At the end of each blosc chunk some empty space could be added (this can be parametrized) in order to allow the modification of some data elements inside each block. The reason for the additional space is that, as these chunks will be typically compressed, when modifying some element of the chunk it is not guaranteed that the resulting chunk will fit in the same space than the old one. Having this provision of a small empty space at the end of each chunk will allow for storing the modified chunks in many cases, without a need to save the entire file on a different part of the disk.
Depending on which configuration for the file is used a constant, or linear overhead may be added to the file. The Bloscpack header adds 32 bytes in any case. If the data is non-compressible, Blosc will add 16 bytes of header to each chunk. If used, both the checksum and the offsets will add overhead to the file. The offsets add 8 bytes per chunk and the checksum adds a fixed constant value which depends on the checksum to each chunk. For example, 32 bytes for the adler32 checksum.

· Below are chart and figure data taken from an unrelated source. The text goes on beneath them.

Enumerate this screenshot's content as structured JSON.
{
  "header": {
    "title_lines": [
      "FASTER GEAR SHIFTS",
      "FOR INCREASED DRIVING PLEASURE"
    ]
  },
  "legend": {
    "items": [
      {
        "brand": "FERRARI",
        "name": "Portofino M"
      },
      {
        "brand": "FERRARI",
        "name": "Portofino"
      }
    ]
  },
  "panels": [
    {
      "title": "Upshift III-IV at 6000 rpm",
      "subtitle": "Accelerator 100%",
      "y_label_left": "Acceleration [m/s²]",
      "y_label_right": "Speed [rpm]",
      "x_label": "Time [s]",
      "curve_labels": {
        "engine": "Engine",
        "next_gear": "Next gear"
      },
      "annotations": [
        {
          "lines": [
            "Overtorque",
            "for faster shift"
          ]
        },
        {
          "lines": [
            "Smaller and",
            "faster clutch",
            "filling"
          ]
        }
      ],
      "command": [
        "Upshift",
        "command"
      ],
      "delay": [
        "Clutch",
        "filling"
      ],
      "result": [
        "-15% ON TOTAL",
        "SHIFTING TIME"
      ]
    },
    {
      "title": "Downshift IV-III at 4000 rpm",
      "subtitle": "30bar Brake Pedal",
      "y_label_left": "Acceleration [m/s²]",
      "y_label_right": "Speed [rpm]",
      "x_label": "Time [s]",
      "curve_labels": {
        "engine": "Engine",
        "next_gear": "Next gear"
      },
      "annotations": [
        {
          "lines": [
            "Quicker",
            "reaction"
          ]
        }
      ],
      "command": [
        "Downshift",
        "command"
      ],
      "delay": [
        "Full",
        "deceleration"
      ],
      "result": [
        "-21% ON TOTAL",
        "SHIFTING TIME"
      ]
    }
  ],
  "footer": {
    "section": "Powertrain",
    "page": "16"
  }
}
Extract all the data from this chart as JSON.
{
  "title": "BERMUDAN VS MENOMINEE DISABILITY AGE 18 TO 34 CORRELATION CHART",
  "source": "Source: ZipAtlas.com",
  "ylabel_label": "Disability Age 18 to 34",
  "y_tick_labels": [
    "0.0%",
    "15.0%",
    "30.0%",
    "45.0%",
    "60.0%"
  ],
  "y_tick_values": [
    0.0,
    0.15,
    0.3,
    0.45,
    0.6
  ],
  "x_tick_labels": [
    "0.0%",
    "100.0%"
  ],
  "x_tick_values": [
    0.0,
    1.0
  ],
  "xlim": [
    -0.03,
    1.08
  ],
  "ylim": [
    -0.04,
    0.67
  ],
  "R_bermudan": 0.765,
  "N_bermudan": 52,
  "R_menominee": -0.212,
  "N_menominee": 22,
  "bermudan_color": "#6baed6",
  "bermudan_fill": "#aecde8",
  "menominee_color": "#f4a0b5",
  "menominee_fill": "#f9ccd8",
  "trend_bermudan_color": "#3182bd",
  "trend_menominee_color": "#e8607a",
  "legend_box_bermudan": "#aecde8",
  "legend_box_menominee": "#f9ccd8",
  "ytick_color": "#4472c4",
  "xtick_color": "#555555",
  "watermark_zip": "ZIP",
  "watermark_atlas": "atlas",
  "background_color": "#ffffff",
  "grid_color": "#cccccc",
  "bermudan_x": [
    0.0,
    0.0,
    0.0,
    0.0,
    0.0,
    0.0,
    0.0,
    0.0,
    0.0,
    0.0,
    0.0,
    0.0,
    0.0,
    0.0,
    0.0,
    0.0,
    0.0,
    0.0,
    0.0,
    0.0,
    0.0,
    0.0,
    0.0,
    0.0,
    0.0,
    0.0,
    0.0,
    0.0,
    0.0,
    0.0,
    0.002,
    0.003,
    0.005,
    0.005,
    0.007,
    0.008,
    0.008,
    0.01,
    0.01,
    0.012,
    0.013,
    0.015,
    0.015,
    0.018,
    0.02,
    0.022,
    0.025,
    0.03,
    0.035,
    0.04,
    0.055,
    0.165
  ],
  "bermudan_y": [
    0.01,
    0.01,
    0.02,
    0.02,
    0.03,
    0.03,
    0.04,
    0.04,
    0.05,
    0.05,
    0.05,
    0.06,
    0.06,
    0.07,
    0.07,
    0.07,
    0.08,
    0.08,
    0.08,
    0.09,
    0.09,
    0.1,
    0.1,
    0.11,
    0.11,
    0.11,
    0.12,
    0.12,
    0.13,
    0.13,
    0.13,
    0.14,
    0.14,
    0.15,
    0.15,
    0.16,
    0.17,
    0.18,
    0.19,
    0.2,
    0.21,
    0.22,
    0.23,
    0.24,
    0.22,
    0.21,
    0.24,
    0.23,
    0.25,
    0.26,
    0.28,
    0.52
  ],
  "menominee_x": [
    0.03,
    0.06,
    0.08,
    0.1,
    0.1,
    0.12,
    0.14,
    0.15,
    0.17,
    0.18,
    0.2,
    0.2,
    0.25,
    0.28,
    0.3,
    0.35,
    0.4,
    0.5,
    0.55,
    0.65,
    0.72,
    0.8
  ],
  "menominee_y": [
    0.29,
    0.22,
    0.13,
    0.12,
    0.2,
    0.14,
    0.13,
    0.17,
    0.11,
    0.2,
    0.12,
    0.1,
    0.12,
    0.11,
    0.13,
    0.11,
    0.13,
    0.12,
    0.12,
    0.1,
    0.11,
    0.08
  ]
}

Also, depending on the number of reserved bytes at the end of each chunk (the default is to not reserve them), that will add another overhead to the final size.
Here there can be as many files as necessary. The format for every file will be JSON, so caution should be used for ensuring that all the metadata can be serialized and deserialized in this format. There could be three (or more, in the future) files:
This contains the shape of the dataset, as well as the uncompressed size (nbytes) and the compressed size (cbytes). For example:
$ cat meta/sizes
{"shape": [10000000], "nbytes": 80000000, "cbytes": 17316745}
Here comes the information about the data type, defaults and how data is being stored. Example:
$ cat myarray/meta/storage
{"dtype": "float64", "cparams": {"shuffle": true, "clevel": 5},
"chunklen": 16384, "dflt": 0.0, "expectedlen": 10000000}
In this file it comes additional user information. Example:
$ cat myarray/meta/attributes
{"temperature": 11.4, "scale": "Celsius",
"coords": {"lat": 40.1, "lon": 0.5}}